As immigrants wonder what to expect from Trump, one man seeks sanctuary

    Alma Lopez (left) with her two sons

    Alma Lopez (left) with her two sons

    A Mexican-born undocumented immigrant has moved into a Center City Philadelphia church search seeking sanctuary from immigration authorities.

    Javier Flores, 40, has been in the country for nearly 20 years. He has a wife, also undocumented, and three children who were born in the United States.

    Flores has been deported three times and returned, making him a high priority for deportation again under immigration policy.

    But he has a chance of staying in the country under a U-visa, available to undocumented immigrants who’ve suffered trauma from a crime and have cooperated with police and prosecutors.

    His lawyer, Brennan Gian-Grasso, said Flores has applied based on an incident in 2004.

    “He was assaulted several times in a parking lot in Bensalem and stabbed several times by two men with box cutters who attacked him,” Gian-Grasso said. “Javier cooperated fully with the Bensalem police department, and ultimately the two people who assaulted him pled guilty.”

    Flores would have an easier time getting the visa if it weren’t for his arrests for re-entering the country.

    He recently spent more than a year in a detention center as authorities considered his case. He was released for a 90-day period, which has just expired.

    Gian-Grasso said Flores is needed to support his family, and he says two of his children have developed mental health problems in part from his absence and detention.

    Flores’ wife, Alma Sanchez, said in a brief phone interview that she’s struggling to cope

    “What’s happening right now is very hard for me,” she said.

    Sanchez said her daughter has attempted suicide, and her 4-year-old son won’t play with his siblings, and says he wants to be in the church with his father.

    Flores sought sanctuary at the Arch Street United Methodist Church days before he was to report to immigration authorities. What happens next isn’t clear.

    Immigration officials said in a statement they intend to adhere to existing policy “to avoid the apprehension of individuals at sensitive locations such as schools, hospitals, and places of worship, except in emergency circumstances.”

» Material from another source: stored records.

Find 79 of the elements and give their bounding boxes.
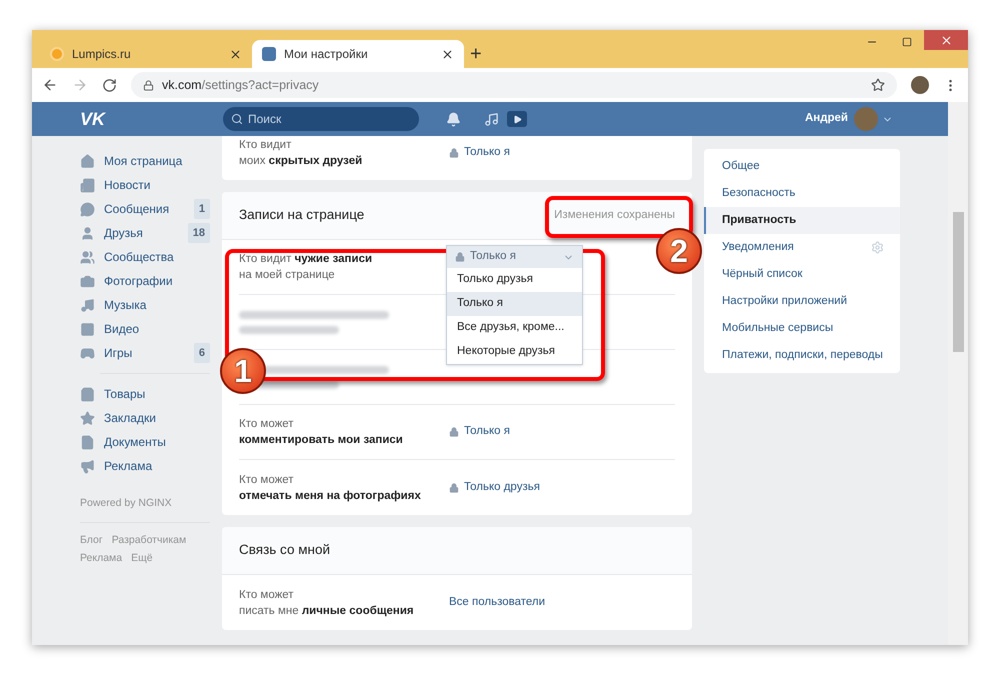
bookmark-star-icon[interactable] [871,78,885,92]
newspaper-icon [80,178,95,192]
dropdown-option[interactable]: Только друзья [447,268,582,292]
search-field[interactable]: Поиск [223,107,419,131]
browser-tab[interactable]: Мои настройки [252,40,464,68]
new-tab-button[interactable]: + [470,44,482,64]
play-icon [512,114,522,124]
nav-link[interactable]: Игры [104,344,132,362]
settings-menu-item[interactable]: Чёрный список [704,261,900,288]
document-icon [80,434,95,450]
privacy-value-link[interactable]: Только я [464,144,510,162]
speech-bubble-icon [80,202,95,216]
nav-link[interactable]: Сообщества [104,248,174,266]
setting-label: Кто может отмечать меня на фотографиях [239,472,422,504]
powered-by-text: Powered by NGINX [80,496,173,511]
setting-label: Кто видит чужие записи на моей странице [239,252,374,283]
lock-icon[interactable] [143,80,154,90]
vk-logo[interactable]: VK [80,106,110,132]
setting-label: Кто видит моих скрытых друзей [239,138,364,168]
counter: 6 [194,343,210,363]
nav-link[interactable]: Видео [104,320,140,338]
dropdown-option[interactable]: Все друзья, кроме... [447,316,582,340]
section-title: Связь со мной [239,541,330,560]
settings-menu-item[interactable]: Платежи, подписки, переводы [704,342,900,369]
settings-menu-item[interactable]: Уведомления [704,234,900,261]
music-note-icon[interactable] [484,112,499,126]
nav-link[interactable]: Музыка [104,296,146,314]
nav-link[interactable]: Документы [104,433,166,451]
megaphone-icon [80,458,95,474]
user-name[interactable]: Андрей [804,110,848,128]
reload-icon[interactable] [102,78,117,92]
settings-menu-item[interactable]: Общее [704,153,900,180]
nav-link[interactable]: Сообщения [104,200,170,218]
section-title: Записи на странице [239,206,364,224]
privacy-value-link[interactable]: Только я [464,423,510,441]
camera-icon [80,274,95,288]
scrollbar-thumb[interactable] [952,212,964,352]
counter: 1 [194,199,210,219]
close-icon[interactable] [441,48,454,60]
bell-icon[interactable] [446,112,461,126]
settings-menu-item[interactable]: Настройки приложений [704,288,900,315]
settings-menu-item[interactable]: Мобильные сервисы [704,315,900,342]
favicon-icon [262,47,276,61]
nav-link[interactable]: Реклама [104,457,152,475]
browser-tab[interactable]: Lumpics.ru [40,40,252,68]
favicon-icon [50,47,64,61]
bag-icon [80,386,95,402]
search-icon [231,113,243,125]
privacy-value-link[interactable]: Все пользователи [449,594,546,612]
nav-link[interactable]: Товары [104,385,146,403]
video-play-icon[interactable] [507,111,527,127]
gamepad-icon [80,346,95,360]
maximize-icon[interactable] [902,37,912,47]
music-note-icon [80,298,95,312]
saved-status: Изменения сохранены [554,208,675,223]
nav-link[interactable]: Моя страница [104,152,182,170]
star-icon [80,410,95,426]
close-icon [940,34,952,46]
nav-link[interactable]: Закладки [104,409,156,427]
nav-link[interactable]: Друзья [104,224,143,242]
privacy-dropdown[interactable]: Только я [447,246,582,268]
person-icon [80,226,95,240]
people-icon [80,250,95,264]
close-icon[interactable] [229,48,242,60]
dropdown-option[interactable]: Только я [447,292,582,316]
nav-link[interactable]: Новости [104,176,150,194]
dropdown-option[interactable]: Некоторые друзья [447,340,582,364]
settings-menu-item[interactable]: Безопасность [704,180,900,207]
setting-label: Кто может писать мне личные сообщения [239,588,415,618]
house-icon [80,154,95,168]
back-icon[interactable] [42,77,58,93]
profile-avatar[interactable] [911,76,929,94]
close-window-button[interactable] [924,30,968,50]
privacy-value-link[interactable]: Только друзья [464,478,540,496]
setting-label: Кто может комментировать мои записи [239,417,404,448]
counter: 18 [188,223,210,243]
nav-link[interactable]: Фотографии [104,272,173,290]
address-bar[interactable]: vk.com/settings?act=privacy [131,72,897,98]
settings-menu-item[interactable]: Приватность [704,207,900,234]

    Flores’ move to sanctuary comes as immigrants and immigration activists are wondering what to expect from President-elect Donald Trump, who’s said he’ll immediately begin deporting undocumented immigrants who are criminals.

    Gian-Grasso said it’s unclear whether that criteria would apply to Flores, who’s been convicted of re-entering the country illegally, and had a DUI conviction more than 10 years ago.

    “He has many, many good things to his credit, and a family that depends on him,” Gian-Grasso said. “You know, the question we’ve never answered through this campaign season and what’s to come in immigration is what happens to these families and these U.S. citizens [such as the Flores children] who are going to suffer.”

    Sanchez said she’s troubled by many Americans’ perceptions of undocumented immigrants.

    “The authorities think we’re criminals because we crossed the border,” she said. “We didn’t come to rob, or violate the law. We came to work with dignity, which is all Javier has done since he came in 1997.”